Rudy Ricciotti et des brise-soleil en béton

À la baguette pour rhabiller ces 10 000 m2 de surface plancher, Rudy Ricciotti. L’architecte varois est notamment connu pour avoir signé le Mucem à Marseille. On lui doit aussi le multiplex Cineum à Cannes, le musée Jean Cocteau à Menton ou encore le siège d’Iter à Cadarache. Là encore, il a opté pour du béton, un béton fibré ultra haute performance (BFUP) qui composera les 1 400 brise-soleil de la façade, qui seront quant à eux fabriqués dans la Drôme.
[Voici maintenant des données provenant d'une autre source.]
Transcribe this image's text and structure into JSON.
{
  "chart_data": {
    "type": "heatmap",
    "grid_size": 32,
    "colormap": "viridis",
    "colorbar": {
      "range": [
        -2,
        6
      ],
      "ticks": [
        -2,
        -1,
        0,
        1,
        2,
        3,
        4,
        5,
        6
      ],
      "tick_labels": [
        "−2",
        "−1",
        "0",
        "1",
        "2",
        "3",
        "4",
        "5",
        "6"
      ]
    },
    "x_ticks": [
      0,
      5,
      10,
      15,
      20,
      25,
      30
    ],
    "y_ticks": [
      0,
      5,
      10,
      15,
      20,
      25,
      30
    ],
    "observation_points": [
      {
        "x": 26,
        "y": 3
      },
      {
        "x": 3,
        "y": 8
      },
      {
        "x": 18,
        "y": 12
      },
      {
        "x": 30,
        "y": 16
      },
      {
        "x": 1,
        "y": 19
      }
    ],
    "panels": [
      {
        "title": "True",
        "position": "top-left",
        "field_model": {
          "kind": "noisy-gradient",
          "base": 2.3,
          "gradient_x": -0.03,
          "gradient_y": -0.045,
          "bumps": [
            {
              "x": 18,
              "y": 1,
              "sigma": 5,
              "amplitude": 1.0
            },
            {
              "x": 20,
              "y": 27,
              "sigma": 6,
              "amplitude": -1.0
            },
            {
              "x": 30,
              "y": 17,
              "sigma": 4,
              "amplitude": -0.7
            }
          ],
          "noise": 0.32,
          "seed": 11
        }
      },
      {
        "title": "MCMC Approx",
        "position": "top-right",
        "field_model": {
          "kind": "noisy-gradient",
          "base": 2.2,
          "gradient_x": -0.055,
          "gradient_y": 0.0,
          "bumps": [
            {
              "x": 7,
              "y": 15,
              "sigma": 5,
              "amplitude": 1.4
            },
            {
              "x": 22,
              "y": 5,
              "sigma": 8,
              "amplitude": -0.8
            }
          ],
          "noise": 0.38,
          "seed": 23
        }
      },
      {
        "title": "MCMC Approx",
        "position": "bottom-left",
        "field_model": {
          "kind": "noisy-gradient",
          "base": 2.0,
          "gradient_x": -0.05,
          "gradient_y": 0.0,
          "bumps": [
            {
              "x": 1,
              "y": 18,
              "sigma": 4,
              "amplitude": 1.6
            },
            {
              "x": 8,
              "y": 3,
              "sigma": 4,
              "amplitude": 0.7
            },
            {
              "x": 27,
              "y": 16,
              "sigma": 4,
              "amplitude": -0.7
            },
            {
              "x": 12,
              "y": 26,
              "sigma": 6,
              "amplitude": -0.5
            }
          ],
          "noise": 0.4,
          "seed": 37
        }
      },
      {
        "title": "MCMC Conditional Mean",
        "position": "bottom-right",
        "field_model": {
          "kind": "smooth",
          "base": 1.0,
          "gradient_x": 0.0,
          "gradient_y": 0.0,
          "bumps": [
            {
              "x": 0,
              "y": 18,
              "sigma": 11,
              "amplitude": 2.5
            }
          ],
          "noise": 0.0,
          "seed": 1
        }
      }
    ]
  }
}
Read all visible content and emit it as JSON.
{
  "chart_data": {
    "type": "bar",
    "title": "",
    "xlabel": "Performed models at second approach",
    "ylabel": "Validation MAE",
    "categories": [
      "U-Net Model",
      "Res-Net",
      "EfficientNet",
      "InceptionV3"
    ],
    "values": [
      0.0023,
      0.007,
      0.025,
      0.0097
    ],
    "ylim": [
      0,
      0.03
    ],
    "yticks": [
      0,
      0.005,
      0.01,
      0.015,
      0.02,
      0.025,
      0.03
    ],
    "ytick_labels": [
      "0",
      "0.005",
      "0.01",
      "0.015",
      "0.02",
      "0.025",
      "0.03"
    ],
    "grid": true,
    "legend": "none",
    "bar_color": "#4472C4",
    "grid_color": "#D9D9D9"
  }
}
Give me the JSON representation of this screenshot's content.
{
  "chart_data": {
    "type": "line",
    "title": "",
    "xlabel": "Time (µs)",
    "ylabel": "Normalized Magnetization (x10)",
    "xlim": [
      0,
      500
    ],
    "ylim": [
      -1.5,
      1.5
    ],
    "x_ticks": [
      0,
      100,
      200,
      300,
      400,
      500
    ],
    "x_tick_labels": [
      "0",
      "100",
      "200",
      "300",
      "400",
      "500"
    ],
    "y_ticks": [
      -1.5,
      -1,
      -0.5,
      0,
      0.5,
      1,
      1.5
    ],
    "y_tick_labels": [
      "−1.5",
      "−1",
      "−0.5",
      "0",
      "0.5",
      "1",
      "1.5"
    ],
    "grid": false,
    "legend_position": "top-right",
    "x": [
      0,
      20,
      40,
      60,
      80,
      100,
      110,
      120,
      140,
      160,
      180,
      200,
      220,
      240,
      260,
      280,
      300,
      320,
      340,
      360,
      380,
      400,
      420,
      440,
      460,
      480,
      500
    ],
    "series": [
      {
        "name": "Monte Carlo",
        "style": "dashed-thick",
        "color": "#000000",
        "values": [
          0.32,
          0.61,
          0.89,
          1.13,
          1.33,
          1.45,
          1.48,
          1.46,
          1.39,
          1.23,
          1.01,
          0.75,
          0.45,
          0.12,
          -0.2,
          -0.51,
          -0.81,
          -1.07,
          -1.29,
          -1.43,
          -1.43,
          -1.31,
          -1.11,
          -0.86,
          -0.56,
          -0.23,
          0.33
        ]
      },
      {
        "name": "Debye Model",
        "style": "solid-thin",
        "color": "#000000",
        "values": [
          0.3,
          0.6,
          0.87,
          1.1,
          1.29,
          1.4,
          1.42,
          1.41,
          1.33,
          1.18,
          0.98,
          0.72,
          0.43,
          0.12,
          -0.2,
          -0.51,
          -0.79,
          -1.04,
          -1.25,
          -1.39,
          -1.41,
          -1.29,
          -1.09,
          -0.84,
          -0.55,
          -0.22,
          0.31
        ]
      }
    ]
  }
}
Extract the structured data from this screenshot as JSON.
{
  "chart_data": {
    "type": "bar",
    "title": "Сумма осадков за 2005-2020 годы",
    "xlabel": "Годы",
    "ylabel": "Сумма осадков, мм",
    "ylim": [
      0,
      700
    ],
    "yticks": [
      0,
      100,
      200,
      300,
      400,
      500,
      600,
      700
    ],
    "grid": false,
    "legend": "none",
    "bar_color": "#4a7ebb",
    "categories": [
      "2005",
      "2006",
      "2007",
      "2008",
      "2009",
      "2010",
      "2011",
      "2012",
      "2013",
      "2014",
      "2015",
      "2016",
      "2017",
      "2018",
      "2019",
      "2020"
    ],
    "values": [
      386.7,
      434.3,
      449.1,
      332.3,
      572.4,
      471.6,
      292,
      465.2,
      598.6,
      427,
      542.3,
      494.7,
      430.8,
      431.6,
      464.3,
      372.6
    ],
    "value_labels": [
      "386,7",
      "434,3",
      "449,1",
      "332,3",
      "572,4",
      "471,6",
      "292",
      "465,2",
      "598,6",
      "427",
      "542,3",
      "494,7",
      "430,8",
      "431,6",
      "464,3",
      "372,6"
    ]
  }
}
Le lancement des travaux de la CECAZ s’est fait en présence de Rudy Ricciotti, architecte, Claude Valade, président du directoire de la Caisse d’Épargne Côte d’Azur, Christian Estrosi, maire de Nice, Françoise Lemalle, présidente du conseil de surveillance et d’orientation de la CECAZ, et Philippe Pradal, vice-président délégué aux Finances de la Métropole Nice Côte d’Azur — Photo : Olivia Oreggia

"Nous n’avons pas martyrisé le bâtiment, on le désosse, on fait tout ce qu’on peut pour recycler, éviter de gaspiller, précise Rudy Ricciotti. Et ces brise-soleil sont une technologie 100 % française. Ce qui me préoccupe dans mes chantiers, c’est de fabriquer français, avec des savoir-faire français, des énergies et des intelligences françaises, même si cela peut vous paraître pornographique, a-t-il ajouté, un brin provocateur, dans son discours. Et je peux vous dire que ce n’est pas cher du tout !".

Un dernier élément qui aura fait sourire Claude Valade et Françoise Lemalle, la présidente du conseil d’orientation et de surveillance de la CECAZ. Le montant de l’investissement est en tout cas resté secret.